Het is van belang dat elke lidstaat de maatregelen kan nemen die hij noodzakelijk acht voor de bescherming van zijn veiligheid en die betrekking hebben op de productie van of de handel in wapens, munitie en oorlogsmateriaal. Deze maatregelen mogen de mededingingsverhoudingen niet wijzigen voor producten die niet specifiek voor militaire doeleinden zijn bestemd.
Voor de aankoop van materieel waarvan het gebruik voor militaire doeleinden weinig zeker is, moeten de regels voor plaatsing van overheidsopdrachten gevolgd worden. De betrokken helikopters hebben zeker een civiele bestemming en dienen slechts eventueel een militair doel. Bijgevolg kan Italië niet met succes een beroep doen op art. 296 EG.
Vertrouwelijkheid?
Italië beroept zich ook op het vertrouwelijke karakter van de gegevens die zijn verkregen voor het in productie brengen van de helikopters. Ze beroept zich op art. 2 lid 1b richtlijn 93/36. Italië heeft echter niet aangegeven waarom het vertrouwelijke karakter bij een andere deelnemer minder goed zou zijn gewaarborgd. Het gebruik van de procedure van gunning via onderhandelingen lijkt daarom onevenredig met het doel van voorkoming
van verspreiding van vertrouwelijke informatie.
Bijzondere technische kenmerken?
Italië beroept zich ook op art. 6 lid 3c/e van de richtlijn, vanwege de bijzondere technische kenmerken van de helikopters. De vervaardiging kon daarom alleen aan Agusta worden toevertrouwd. Ook was het noodzakelijk de interoperabiliteit van de helikopters te waarborgen. Volgens het Hof zijn art. 6 lid 2 en 3 een limitatieve opsomming van de uitzonderingen waarin van de procedure van gunning via onderhandeling gebruik gemaakt mag worden.

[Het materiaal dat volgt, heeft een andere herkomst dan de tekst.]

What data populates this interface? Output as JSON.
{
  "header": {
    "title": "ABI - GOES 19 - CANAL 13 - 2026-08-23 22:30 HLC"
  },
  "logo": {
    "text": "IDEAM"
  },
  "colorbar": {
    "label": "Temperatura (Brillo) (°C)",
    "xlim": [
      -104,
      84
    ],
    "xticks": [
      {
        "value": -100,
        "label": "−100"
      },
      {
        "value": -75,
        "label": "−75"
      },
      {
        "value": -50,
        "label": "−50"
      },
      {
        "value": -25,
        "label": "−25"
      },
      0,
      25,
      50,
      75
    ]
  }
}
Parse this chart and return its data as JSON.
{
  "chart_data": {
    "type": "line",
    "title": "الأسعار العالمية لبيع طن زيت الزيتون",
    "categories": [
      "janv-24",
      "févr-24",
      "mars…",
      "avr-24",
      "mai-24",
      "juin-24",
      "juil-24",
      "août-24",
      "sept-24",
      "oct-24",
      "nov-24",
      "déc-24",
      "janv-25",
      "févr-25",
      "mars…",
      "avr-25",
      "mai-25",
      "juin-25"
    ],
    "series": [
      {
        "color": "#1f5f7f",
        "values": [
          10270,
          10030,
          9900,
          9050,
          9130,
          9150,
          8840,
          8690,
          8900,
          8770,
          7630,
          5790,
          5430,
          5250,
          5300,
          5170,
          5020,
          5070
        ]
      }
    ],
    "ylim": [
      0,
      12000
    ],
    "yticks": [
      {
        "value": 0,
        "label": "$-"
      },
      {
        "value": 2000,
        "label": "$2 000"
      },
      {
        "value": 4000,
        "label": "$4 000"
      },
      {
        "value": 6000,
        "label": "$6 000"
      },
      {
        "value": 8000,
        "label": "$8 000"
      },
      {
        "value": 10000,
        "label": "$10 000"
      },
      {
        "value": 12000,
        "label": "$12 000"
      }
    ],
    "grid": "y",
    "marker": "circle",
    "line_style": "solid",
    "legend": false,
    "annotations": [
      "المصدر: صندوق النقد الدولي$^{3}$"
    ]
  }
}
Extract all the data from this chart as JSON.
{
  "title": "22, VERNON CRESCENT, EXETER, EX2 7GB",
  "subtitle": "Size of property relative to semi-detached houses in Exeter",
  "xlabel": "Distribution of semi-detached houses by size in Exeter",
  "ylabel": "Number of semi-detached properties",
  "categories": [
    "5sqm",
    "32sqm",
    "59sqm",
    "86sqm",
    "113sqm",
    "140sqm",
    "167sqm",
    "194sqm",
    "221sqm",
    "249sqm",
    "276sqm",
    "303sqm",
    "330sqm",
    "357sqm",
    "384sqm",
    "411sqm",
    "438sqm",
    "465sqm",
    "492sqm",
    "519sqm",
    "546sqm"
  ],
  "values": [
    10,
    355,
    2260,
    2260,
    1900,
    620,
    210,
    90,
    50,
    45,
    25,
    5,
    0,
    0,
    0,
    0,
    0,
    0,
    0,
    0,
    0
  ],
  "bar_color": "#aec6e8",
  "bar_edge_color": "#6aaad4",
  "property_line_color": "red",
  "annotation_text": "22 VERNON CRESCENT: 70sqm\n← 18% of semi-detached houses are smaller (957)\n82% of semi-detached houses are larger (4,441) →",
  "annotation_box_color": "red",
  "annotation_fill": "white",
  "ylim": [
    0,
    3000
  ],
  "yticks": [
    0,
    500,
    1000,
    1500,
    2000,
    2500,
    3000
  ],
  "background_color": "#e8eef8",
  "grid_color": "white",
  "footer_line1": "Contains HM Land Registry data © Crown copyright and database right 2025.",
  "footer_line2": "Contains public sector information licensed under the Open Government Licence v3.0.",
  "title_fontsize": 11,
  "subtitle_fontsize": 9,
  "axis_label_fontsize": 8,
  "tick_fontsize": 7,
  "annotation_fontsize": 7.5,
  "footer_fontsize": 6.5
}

Degene die zich hierop beroept, moet bewijzen dat de uitzonderlijke omstandigheden daadwerkelijk bestaan.
Volgens het Hof heeft Italië onvoldoende aangetoond waarom alleen de helikopters van Agusta de vereiste bijzondere technische kenmerken zou hebben. Italië heeft niet aangetoond in hoeverre een verandering van leverancier zou leiden tot de aankoop van volgens een andere techniek vervaardigd materieel en incompatibiliteit of onevenredige technische moeilijkheden.
Quasi-inbesteding?
Als laatste betoogt Italië dat er sprake is van quasi inbesteding. Als de aanbestedende dienst toezicht uitoefent op het betrokken lichaam als op zijn eigen diensten, is een oproep tot inschrijving bij overheidsopdrachten niet verplicht. Bovendien moet dit lichaam het merendeel van zijn werkzaamheden verrichten met de overheidsinstantie. De deelneming van een particuliere onderneming in het kapitaal van een vennootschap waarin ook de aanbestedende dienst deelneemt, sluit uit dat die aanbestedende dienst toezicht kan uitoefenen als op zijn eigen diensten.
Agusta is sinds haar oprichting een gemengde vennootschap geweest. Het kapitaal is deels in handen van de staat en deels van particuliere aandeelhouders. Italië oefent daarom geen toezicht uit op Agusta als op eigen diensten. Het beroep op een quasi-inbesteding wordt afgewezen. Gelet op een en ander moet worden vastgesteld dat Italië haar verplichtingen niet is nagekomen.